Kammerchor Baden-Württemberg und Festivalorchester Winnenden beeindrucken mit Bach, Vivaldi und Rutter

Einfühlsam und blitzsauber gesungen

Waiblinger Kreiszeitung, 08.02.2019

Strahlende Chorklänge und ein Orchester, das aus der Begleitfunktion herauswächst und auf Augenhöhe agiert; imposante Klangtürme und in sich versunkene Momente – das bot das Konzert mit dem Kammerchor Baden-Württemberg und dem Festivalorchester in der Schlosskirche.
Den Auftakt macht das „Gloria“ von Antonio Vivaldi. Straffe Streicherfiguren und perlende Bläsermotive vermitteln eine erhabene Größe; ständiges Auf- und Abschwellen der Töne ruft eine fast mit Händen zu greifende Lebendigkeit hervor. Über sanft pochenden Orchesterbässen spannen sich scheinbar endlose Vokallinien. Es nimmt nicht Wunder, dass dieses „Gloria“ bis heute Vivaldis beliebtestes Kirchenmusikwerk ist. Jochen Woll zeigt als Dirigent des Kammerchors und des Festivalorchesters Winnenden vollen Körpereinsatz, teilweise scheint er zu tanzen. Seine Absicht ist klar: Er will die dynamischen Kontraste im Extrem ausreizen, der musikalischen und damit verbunden auch der textlichen Aussage größtmögliche Plastizität verleihen. Das gelingt ihm sehr gut – auch, weil alle seine Vorgaben präzise lesen und umsetzen.
In der Sopranarie, die beruhigend und wiegend ausfällt, spielen Oboe und Fagott eine prominente Rolle, darauf folgt ein beschwingt-tanzender Chorsatz. Diese häufigen Charakterwechsel beleben das Werk ungemein – und fordern ein Höchstmaß an Flexibilität und Einfühlungsvermögen. Inniglich-anbetende Passagen mit seufzenden Pausen, schmerzlich herbe Harmoniegänge und ungeduldiges Flehen zu Gott werden schön ausgeleuchtet. Wenn kurz vor Schluss die Instrumente einmal schweigen, hört man die blitzsaubere Intonation und die stimmliche Ausgewogenheit des Kammerchors besonders deutlich.

Souveräne Solisten: Anne Roser (Geige) und Michael Kiefer (Oboe)
Es folgt das Doppelkonzert von Johann Sebastian Bach mit den Solisten Anne Roser (Violine) und Michael Kiefer (Oboe). Beide erfüllen ihren Part souverän, immer um Differenzierung und Gestaltung bemüht.
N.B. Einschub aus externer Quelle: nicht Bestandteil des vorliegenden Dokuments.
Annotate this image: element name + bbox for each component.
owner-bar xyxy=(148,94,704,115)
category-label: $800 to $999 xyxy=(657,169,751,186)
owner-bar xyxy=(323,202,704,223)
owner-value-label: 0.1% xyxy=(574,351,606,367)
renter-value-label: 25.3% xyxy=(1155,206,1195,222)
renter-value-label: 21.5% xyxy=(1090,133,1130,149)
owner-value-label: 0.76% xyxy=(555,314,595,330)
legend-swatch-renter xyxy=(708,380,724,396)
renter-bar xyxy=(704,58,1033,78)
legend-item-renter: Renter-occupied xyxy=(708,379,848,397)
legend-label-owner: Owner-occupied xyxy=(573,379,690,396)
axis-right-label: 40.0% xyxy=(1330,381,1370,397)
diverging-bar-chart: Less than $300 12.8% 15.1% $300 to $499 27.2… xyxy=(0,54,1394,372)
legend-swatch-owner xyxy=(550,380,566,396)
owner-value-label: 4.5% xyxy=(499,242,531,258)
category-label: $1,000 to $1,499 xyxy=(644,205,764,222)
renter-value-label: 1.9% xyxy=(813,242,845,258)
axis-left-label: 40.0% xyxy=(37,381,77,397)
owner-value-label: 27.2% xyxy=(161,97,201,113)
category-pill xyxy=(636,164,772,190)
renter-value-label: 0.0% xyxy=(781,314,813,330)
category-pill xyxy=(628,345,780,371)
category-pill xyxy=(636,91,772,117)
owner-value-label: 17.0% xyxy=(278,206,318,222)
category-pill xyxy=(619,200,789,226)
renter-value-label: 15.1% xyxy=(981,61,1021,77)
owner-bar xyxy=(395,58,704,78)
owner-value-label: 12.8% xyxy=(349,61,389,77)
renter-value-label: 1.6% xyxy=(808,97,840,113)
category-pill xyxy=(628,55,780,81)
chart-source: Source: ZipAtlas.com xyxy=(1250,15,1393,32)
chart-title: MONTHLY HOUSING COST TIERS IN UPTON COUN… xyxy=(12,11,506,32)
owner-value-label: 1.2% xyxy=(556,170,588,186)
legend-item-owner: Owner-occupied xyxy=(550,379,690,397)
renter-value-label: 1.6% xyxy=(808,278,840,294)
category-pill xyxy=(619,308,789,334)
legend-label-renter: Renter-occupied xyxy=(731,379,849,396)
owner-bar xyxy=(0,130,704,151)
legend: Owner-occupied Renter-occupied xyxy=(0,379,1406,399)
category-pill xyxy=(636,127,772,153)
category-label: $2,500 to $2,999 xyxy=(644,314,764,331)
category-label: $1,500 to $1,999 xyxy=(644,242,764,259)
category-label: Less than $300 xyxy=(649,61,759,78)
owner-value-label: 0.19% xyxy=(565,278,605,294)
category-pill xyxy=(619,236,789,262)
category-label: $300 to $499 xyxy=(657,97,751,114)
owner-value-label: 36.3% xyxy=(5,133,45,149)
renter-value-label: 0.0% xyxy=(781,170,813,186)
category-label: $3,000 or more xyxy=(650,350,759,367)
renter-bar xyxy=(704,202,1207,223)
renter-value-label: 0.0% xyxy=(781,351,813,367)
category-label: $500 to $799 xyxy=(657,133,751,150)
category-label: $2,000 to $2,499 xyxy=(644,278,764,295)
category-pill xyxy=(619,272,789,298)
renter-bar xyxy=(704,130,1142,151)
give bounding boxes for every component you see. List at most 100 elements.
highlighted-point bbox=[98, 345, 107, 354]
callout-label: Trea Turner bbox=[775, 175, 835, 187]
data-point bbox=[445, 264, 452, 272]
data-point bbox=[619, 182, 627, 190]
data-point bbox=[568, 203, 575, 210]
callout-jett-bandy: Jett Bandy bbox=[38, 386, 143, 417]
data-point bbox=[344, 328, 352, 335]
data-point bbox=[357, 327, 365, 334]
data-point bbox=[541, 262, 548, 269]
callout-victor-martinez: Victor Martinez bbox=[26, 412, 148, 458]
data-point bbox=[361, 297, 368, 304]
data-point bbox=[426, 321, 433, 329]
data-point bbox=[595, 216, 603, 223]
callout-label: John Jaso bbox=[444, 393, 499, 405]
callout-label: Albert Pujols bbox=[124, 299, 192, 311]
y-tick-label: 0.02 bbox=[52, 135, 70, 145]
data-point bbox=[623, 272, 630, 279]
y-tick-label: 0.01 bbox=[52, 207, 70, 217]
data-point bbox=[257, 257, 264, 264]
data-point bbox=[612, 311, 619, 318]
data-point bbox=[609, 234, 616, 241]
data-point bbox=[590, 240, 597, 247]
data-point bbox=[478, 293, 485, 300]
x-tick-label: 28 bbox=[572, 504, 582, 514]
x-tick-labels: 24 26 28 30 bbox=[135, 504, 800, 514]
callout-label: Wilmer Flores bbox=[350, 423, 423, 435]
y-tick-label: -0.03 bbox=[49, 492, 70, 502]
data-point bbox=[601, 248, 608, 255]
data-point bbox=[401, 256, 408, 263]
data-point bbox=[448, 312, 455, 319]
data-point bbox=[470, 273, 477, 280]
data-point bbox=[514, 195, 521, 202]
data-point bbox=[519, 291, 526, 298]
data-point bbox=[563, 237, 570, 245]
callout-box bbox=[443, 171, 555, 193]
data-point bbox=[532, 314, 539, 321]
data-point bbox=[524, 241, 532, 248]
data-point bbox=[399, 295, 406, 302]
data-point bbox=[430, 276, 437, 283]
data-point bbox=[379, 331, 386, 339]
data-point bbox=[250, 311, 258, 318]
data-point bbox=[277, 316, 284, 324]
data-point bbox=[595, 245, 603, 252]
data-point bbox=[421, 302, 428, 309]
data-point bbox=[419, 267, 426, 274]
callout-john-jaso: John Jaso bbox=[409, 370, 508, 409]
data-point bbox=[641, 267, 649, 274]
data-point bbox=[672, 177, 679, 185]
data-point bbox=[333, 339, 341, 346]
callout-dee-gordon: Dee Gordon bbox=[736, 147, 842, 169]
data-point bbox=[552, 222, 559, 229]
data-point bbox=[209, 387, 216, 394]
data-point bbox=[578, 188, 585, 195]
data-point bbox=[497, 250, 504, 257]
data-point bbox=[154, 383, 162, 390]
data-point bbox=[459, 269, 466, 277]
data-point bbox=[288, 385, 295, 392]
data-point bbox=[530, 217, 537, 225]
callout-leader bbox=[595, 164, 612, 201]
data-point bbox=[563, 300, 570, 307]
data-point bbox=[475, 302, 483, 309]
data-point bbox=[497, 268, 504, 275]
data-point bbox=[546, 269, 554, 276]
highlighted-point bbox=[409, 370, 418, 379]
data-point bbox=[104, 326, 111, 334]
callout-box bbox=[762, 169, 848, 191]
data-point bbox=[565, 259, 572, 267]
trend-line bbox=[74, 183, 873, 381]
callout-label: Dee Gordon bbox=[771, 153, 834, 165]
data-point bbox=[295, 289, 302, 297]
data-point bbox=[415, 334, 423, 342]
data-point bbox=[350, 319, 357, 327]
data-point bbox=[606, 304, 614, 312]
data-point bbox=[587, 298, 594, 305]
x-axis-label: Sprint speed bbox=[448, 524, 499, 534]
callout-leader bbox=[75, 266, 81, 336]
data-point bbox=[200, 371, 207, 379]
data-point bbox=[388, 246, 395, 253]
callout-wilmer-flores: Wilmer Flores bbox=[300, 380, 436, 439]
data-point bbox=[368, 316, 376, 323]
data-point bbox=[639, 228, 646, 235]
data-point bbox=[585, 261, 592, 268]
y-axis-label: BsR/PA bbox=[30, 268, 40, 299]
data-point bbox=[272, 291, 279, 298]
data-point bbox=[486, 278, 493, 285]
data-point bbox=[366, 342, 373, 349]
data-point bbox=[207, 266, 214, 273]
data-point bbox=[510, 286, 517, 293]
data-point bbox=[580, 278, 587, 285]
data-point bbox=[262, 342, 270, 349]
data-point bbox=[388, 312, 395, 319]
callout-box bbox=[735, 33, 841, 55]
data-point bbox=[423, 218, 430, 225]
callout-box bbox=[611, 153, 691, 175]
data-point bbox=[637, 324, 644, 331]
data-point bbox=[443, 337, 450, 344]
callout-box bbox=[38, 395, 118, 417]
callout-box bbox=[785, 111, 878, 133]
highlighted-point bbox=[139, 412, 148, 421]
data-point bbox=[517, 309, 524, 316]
Das Werk trägt eine wehmütige Grundstimmung. Im Mittelsatz (Andante) zupfen alle Streicher außer dem Cello die Saiten, alles Erdengetümmel scheint in Demut stillzustehen. Der Schlusssatz (Allegro) zeichnet sich durch ein prägnantes Thema aus, die Musik gleicht einem unablässig weiterfließenden Strom.

Akteure lassen große Freude an Rutters „Magnificat“ spüren
Das „Magnificat“ des Engländers John Rutter, vor 29 Jahren in der New Yorker Carnegie-Hall uraufgeführt, hat seither einen unaufhaltsamen Siegeszug durch
die Welt angetreten. Seine Musik ist farbenfroh, manchmal knapp an der Grenze zur Süßlichkeit. Rutter bedient sich souverän der Stile und Genres: Gregorianik trifft Filmmusik, Pop geht in Musical über und dann sind da noch die lateinamerikanischen Einschläge, die sich unter anderem im Percussionbereich auswirken. All das publikumswirksam verschmolzen und reich an Stimmungs- und Farbwechseln. Das um etliche Bläser vergrößerte Orchester hat seine Freude, ebenfalls der Chor und der Leiter Jochen Woll, er lebt und belebt jede Nuance. Nachdem zu Beginn des „Magnificat“ Heiterkeit herrscht, dominiert in „Of a Rose, a lovely Rose“, einem Mariengedicht aus dem 15. Jahrhundert, eine entrückte Zartheit und eine anrührende Gefühlswärme. Wirbelnde Pauken, Bläserglanz und eine leidenschaftliche Latino-Fuge werden immer mehr zu einem vielstimmigen Lob an den Schöpfer gebündelt: „Meine Seele preist den Herrn“.